Let’s review a possible approach of how such languages are recognized. At first, we get a picture with text, process it (correct distortions, convert to b&w color, etc), define blocks on the page (titles, text, footnotes, pictures, tables, etc.). After that we divide the text blocks into separate lines, lines – into words, words – into letters and finally recognize letters. Further we collect everything back into the text of the page. Since there is nothing special in dividing the Burmese texts into blocks, we will describe the dividing into text lines where certain difficulties may arise.
The algorithms have additional lines characteristics, one of which is the baseline on which the main characters are located.
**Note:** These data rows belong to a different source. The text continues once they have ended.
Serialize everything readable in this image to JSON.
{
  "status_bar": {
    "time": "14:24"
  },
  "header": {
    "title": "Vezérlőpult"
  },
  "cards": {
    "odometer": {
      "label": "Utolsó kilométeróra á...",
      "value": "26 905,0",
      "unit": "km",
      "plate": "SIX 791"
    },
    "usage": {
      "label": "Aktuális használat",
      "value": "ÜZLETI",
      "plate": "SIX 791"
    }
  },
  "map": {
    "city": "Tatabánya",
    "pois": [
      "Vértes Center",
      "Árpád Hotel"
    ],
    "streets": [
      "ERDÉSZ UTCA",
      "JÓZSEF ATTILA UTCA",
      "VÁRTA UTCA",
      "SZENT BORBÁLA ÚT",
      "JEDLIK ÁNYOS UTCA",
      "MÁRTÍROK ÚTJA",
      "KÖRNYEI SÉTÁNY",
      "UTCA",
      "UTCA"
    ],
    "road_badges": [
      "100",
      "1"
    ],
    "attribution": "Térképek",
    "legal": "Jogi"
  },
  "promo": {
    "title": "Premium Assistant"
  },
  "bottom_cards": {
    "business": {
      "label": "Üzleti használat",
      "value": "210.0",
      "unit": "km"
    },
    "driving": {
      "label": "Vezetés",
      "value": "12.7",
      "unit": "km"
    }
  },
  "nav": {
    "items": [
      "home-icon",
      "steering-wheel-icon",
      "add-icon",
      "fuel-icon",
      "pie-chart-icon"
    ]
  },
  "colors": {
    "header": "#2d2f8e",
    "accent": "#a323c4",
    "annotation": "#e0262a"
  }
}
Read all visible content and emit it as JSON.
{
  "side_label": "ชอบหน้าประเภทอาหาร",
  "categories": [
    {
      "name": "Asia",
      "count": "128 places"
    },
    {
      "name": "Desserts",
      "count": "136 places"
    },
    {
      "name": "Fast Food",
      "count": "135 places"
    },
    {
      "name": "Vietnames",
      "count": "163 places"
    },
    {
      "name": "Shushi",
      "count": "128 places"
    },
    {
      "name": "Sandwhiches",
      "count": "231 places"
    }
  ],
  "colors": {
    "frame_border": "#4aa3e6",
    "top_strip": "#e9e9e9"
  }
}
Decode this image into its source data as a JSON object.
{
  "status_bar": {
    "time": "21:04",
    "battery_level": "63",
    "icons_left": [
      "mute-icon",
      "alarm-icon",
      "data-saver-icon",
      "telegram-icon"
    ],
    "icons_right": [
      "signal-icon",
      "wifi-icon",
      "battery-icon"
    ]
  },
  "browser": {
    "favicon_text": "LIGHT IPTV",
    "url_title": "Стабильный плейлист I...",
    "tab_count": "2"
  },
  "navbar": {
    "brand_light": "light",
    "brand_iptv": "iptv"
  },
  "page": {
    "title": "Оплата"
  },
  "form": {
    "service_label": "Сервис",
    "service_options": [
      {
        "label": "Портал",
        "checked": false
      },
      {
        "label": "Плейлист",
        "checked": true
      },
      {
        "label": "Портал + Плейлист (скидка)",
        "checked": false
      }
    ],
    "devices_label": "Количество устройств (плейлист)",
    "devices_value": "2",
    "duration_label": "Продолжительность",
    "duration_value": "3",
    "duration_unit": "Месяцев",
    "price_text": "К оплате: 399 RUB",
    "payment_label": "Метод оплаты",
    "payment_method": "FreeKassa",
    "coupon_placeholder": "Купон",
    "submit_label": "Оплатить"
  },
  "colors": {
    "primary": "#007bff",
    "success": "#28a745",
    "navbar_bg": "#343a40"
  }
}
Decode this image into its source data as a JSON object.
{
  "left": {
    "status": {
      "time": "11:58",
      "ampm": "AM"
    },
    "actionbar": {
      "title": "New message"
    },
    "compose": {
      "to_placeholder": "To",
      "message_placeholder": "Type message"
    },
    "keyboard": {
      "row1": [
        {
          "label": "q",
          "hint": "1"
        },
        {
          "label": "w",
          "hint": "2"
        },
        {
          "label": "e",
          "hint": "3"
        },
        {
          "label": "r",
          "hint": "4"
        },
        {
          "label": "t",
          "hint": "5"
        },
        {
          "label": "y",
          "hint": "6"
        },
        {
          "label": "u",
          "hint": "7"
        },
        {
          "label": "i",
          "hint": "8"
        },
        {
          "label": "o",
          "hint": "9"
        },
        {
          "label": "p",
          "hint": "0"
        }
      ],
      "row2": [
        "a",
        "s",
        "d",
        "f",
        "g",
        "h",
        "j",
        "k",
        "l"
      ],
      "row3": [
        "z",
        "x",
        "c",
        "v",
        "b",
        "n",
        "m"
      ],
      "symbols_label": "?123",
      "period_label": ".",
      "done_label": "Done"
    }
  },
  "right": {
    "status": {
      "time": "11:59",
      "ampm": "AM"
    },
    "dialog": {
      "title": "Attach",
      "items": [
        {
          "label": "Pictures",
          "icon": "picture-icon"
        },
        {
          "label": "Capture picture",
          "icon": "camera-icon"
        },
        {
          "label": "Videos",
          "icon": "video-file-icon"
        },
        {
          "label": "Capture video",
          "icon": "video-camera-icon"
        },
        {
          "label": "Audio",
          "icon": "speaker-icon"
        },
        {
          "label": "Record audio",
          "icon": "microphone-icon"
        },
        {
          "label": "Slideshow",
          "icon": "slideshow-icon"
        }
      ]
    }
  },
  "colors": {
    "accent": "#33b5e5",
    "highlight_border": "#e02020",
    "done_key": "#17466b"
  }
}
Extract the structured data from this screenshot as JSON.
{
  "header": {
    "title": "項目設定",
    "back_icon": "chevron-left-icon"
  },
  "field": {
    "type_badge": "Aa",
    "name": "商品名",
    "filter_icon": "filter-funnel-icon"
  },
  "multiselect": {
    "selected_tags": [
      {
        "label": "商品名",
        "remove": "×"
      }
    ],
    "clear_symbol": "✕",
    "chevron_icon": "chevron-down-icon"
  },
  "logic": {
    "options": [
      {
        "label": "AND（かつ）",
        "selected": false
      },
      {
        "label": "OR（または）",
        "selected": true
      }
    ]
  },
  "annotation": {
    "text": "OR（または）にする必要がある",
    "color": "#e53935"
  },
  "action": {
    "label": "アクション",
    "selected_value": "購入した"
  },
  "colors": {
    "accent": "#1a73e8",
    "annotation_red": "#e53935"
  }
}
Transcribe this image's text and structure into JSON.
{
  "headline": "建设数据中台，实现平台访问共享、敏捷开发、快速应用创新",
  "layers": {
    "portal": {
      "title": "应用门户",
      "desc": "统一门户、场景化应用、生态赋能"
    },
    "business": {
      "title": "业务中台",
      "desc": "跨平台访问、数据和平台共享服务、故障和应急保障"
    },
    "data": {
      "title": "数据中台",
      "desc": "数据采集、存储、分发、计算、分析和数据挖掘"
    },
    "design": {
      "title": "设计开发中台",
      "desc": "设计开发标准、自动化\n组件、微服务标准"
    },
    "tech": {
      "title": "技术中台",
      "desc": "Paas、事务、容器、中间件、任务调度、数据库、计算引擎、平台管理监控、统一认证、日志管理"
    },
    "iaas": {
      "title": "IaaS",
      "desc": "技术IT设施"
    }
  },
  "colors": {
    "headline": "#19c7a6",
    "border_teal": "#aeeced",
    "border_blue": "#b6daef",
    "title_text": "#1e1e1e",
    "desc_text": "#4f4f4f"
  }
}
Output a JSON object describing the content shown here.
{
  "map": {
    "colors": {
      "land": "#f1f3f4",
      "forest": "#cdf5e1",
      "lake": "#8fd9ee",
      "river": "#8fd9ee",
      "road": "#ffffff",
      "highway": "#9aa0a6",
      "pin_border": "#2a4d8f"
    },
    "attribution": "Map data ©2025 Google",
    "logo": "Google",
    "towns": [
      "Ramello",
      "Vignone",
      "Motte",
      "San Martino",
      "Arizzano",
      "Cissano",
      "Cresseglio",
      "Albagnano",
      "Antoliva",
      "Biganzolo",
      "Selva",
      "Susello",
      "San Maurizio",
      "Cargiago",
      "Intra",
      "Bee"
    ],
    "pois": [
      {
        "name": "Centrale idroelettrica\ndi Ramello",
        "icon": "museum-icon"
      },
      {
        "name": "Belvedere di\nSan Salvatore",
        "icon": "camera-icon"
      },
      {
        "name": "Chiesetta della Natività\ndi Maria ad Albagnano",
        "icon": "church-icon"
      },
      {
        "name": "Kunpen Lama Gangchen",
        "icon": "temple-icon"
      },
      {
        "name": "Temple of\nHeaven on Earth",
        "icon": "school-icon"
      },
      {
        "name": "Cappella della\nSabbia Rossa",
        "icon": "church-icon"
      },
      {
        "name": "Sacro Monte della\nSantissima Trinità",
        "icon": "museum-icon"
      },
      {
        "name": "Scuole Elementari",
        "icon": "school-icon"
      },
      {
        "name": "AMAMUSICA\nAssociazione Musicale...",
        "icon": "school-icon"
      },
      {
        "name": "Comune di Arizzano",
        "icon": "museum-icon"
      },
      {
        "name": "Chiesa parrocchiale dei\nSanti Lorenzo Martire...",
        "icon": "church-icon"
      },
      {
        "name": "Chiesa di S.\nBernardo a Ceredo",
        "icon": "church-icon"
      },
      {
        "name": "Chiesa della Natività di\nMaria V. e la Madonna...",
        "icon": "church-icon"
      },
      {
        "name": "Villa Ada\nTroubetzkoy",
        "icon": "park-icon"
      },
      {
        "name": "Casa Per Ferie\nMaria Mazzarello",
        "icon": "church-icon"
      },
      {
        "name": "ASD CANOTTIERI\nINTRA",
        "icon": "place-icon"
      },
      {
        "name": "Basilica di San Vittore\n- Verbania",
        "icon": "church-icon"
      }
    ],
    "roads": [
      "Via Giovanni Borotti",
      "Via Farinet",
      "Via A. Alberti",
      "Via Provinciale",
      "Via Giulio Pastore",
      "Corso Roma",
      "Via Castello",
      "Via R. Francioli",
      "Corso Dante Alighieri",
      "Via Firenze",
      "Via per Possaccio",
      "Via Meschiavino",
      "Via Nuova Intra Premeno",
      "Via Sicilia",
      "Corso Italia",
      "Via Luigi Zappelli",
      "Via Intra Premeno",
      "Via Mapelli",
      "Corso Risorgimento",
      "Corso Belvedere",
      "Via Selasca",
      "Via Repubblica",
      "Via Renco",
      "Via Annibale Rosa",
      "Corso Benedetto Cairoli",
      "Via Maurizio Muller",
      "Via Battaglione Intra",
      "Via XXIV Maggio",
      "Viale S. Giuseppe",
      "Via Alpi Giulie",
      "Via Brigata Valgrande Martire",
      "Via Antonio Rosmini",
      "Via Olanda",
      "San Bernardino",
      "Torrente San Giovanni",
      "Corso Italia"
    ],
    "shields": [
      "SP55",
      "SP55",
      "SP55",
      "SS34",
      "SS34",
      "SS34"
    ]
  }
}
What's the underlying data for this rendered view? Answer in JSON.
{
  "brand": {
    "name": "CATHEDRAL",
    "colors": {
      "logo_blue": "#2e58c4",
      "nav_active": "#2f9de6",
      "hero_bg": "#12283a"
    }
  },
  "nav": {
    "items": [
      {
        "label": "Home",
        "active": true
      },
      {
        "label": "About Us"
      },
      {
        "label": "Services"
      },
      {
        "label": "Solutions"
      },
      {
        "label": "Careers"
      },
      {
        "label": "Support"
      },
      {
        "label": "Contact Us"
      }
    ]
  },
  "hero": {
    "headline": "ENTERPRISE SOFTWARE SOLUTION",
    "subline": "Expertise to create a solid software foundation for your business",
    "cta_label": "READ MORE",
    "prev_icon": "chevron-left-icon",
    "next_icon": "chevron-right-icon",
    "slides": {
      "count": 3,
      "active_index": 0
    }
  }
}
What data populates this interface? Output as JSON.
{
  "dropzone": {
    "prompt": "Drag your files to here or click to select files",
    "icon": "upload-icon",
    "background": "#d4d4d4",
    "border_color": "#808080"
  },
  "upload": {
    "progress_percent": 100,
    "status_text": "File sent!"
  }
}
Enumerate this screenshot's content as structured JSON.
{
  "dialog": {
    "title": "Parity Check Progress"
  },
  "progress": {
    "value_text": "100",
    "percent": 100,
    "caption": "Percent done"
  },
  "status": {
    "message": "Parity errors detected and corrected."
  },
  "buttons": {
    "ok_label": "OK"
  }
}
The baseline must be highlighted in order to correctly formulate hypotheses regarding certain symbols and, accordingly, recognize them in a proper way.
In Burmese, a large number of characters that go beyond the boundaries of the main part of the text line adds additional significant peaks to the histogram. Therefore, the algorithms configured to recognize, for example, European languages did not quite correctly determine the main parameters of the string.
Due to the fact that there are many semicircular characters in Burmese, there is a lot of “extra” peaks and troughs, which makes it difficult to categorize but that issue has been solved as well.
The 4th problem is the Lack of a native speaker and appropriate ready-made solutions.
A limited number of people knows, for instance, Burmese or any other specified language, and it is sometimes unrealistic or very expensive to have a native speaker in a team. Therefore, developers themselves often have to get to know to some extent the language from scratch.
At the moment, ready-made solutions in the field of Optical Character Recognition for texts recognition of different languages are offered by Abbyy, but they are quite expensive and does not apply for all languages. A framework ready for very rough solutions of similar tasks is available only from Google Tesseract OCR.
Therefore, the most beneficial solution for recognizing Asian or Arabic languages is a development of custom Machine Learning solutions based on Deep Convolutional Neural Networks.